- #1

E'lir Kramer

- 74

- 0

On page 53, example 3.9, we consider why energy exchanges between two systems from the point of view of the 2nd law.

We consider two separate systems. Each has ten particles, and each particle has two possible energy states. System A has total energy [itex]U{a}[/itex] = 2, and [itex]U{b}[/itex] = 4. Thus binomial statistics predicts the multiplicities of these systems:

W([itex]U{a}[/itex]) = [itex]\frac{10!}{8!2!}[/itex] = 45

W([itex]U{b}[/itex]) = [itex]\frac{10!}{6!4!}[/itex] = 210

Now the confusing part, to me, is the math when these two systems come into thermal contact. Then the author asserts that the initial multiplicity is

W([itex]U{total}[/itex]) = [itex]\frac{10!}{8!2!}[/itex][itex]\frac{10!}{6!4!}[/itex]

And that maximum multiplicity is found at

W([itex]U{total}[/itex]) = [itex]\frac{10!}{7!3!}[/itex][itex]\frac{10!}{7!3!}[/itex] = 14,400

But why consider the systems in this way, as opposed to thinking of a new system, with 20 particles, having [itex]U{a+b}[/itex] = 6?

Then we get

W([itex]U{a+b}[/itex]) = [itex]\frac{20!}{14!6!}[/itex] = 38760 ≠ W([itex]U{total}[/itex])

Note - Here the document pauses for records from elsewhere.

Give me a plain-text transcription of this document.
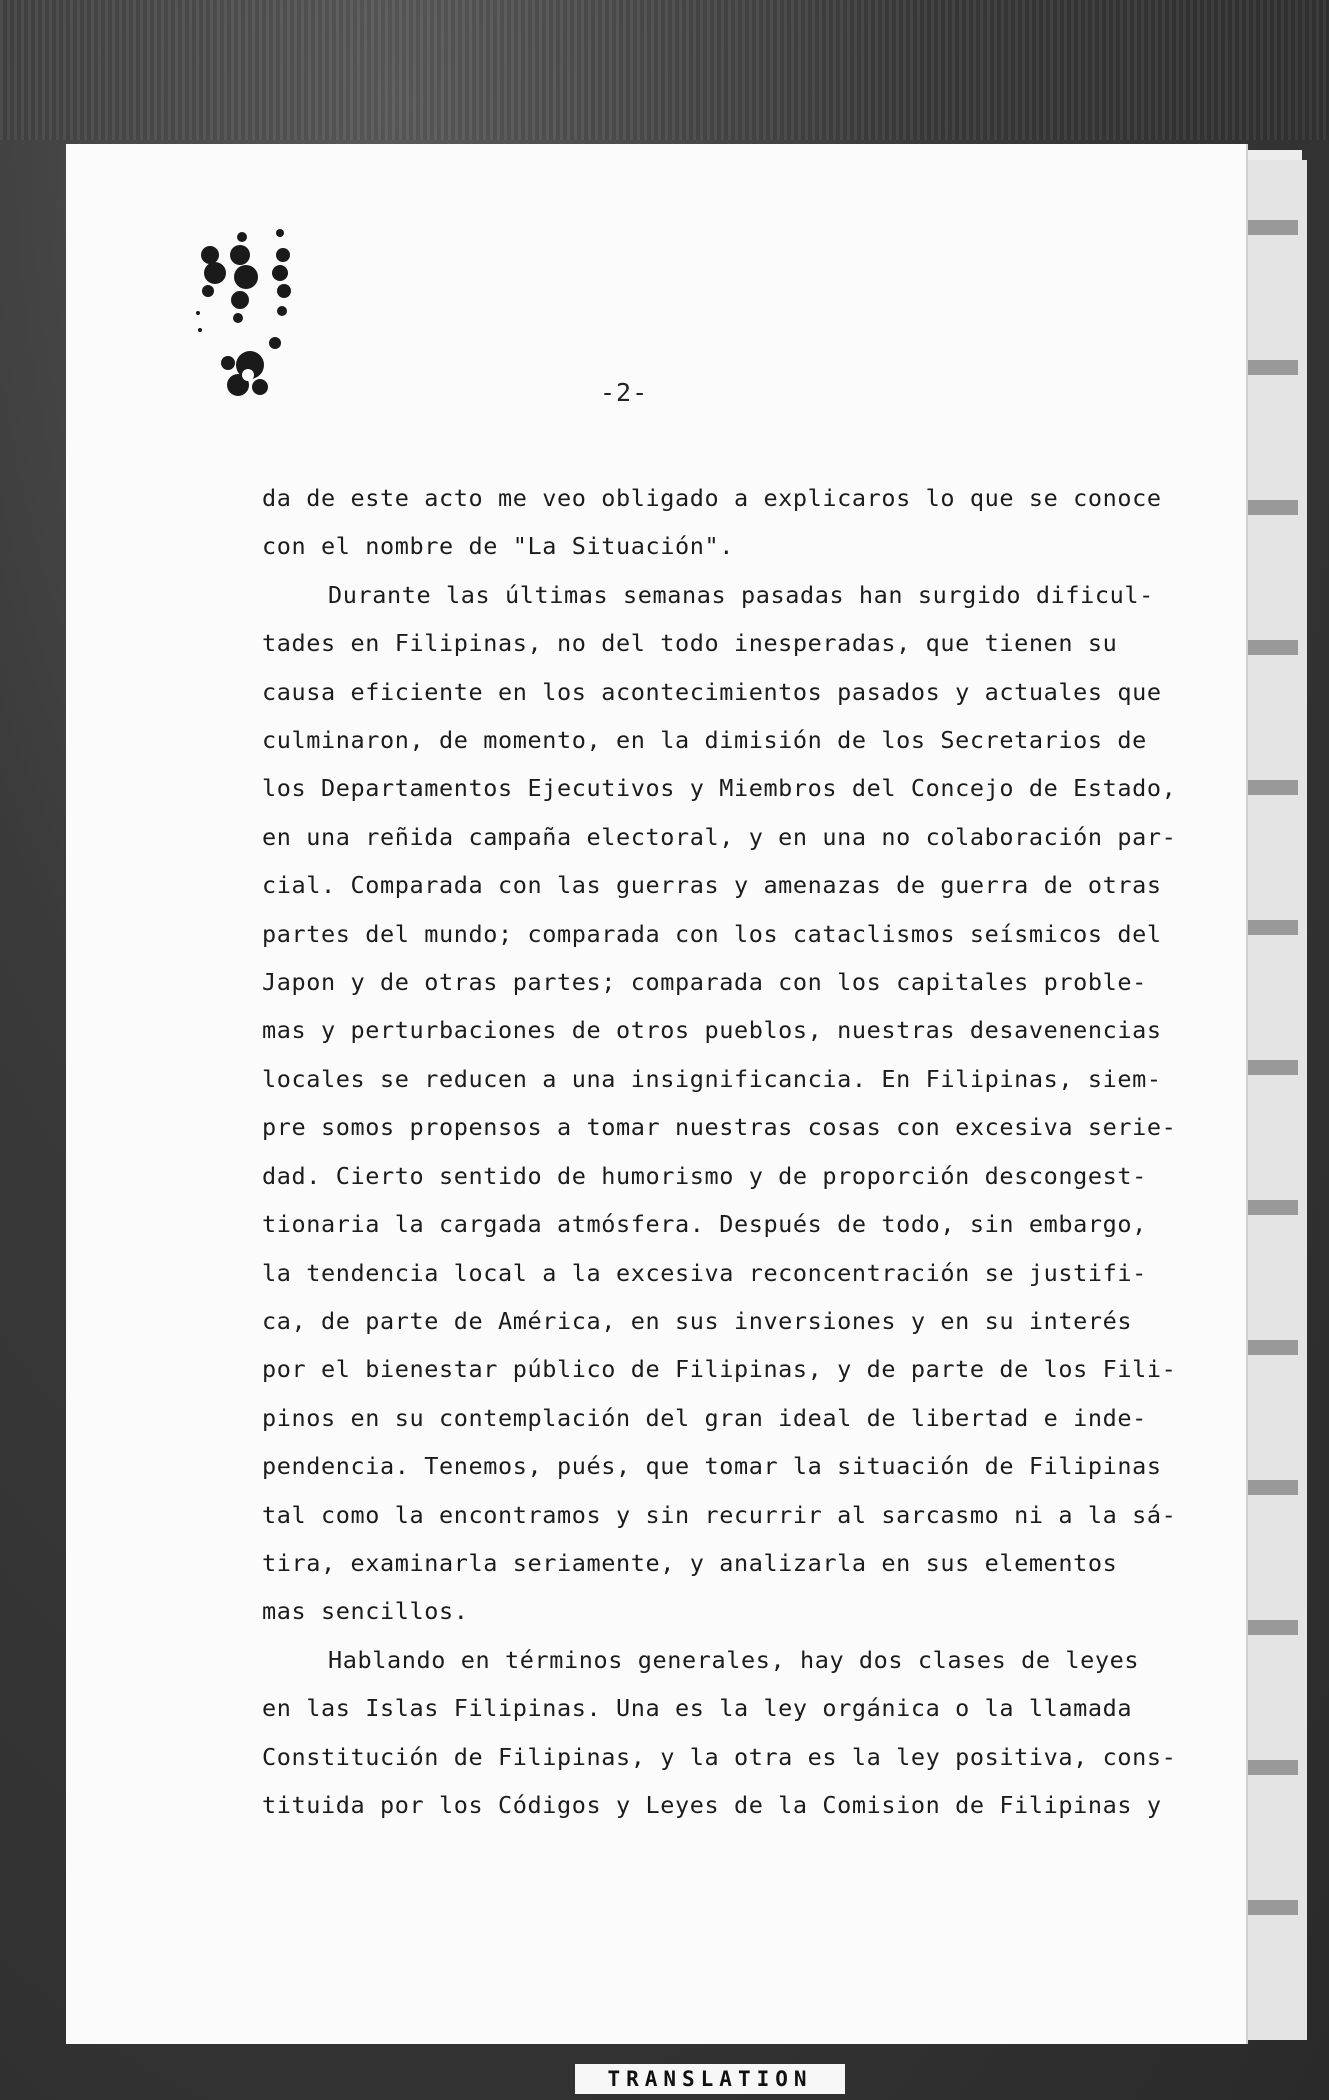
-2-
da de este acto me veo obligado a explicaros lo que se conoce
con el nombre de "La Situación".
Durante las últimas semanas pasadas han surgido dificul-
tades en Filipinas, no del todo inesperadas, que tienen su
causa eficiente en los acontecimientos pasados y actuales que
culminaron, de momento, en la dimisión de los Secretarios de
los Departamentos Ejecutivos y Miembros del Concejo de Estado,
en una reñida campaña electoral, y en una no colaboración par-
cial. Comparada con las guerras y amenazas de guerra de otras
partes del mundo; comparada con los cataclismos seísmicos del
Japon y de otras partes; comparada con los capitales proble-
mas y perturbaciones de otros pueblos, nuestras desavenencias
locales se reducen a una insignificancia. En Filipinas, siem-
pre somos propensos a tomar nuestras cosas con excesiva serie-
dad. Cierto sentido de humorismo y de proporción descongest-
tionaria la cargada atmósfera. Después de todo, sin embargo,
la tendencia local a la excesiva reconcentración se justifi-
ca, de parte de América, en sus inversiones y en su interés
por el bienestar público de Filipinas, y de parte de los Fili-
pinos en su contemplación del gran ideal de libertad e inde-
pendencia. Tenemos, pués, que tomar la situación de Filipinas
tal como la encontramos y sin recurrir al sarcasmo ni a la sá-
tira, examinarla seriamente, y analizarla en sus elementos
mas sencillos.
Hablando en términos generales, hay dos clases de leyes
en las Islas Filipinas. Una es la ley orgánica o la llamada
Constitución de Filipinas, y la otra es la ley positiva, cons-
tituida por los Códigos y Leyes de la Comision de Filipinas y
TRANSLATION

I'm trying to develop a sense of the difference, I suppose, between two systems in thermal contact and one system. After they've equilibrated, how are they not treatable as one system? They clearly aren't, because if they were, then the total multiplicity of that one system must = the total multiplicity of the two systems A and B.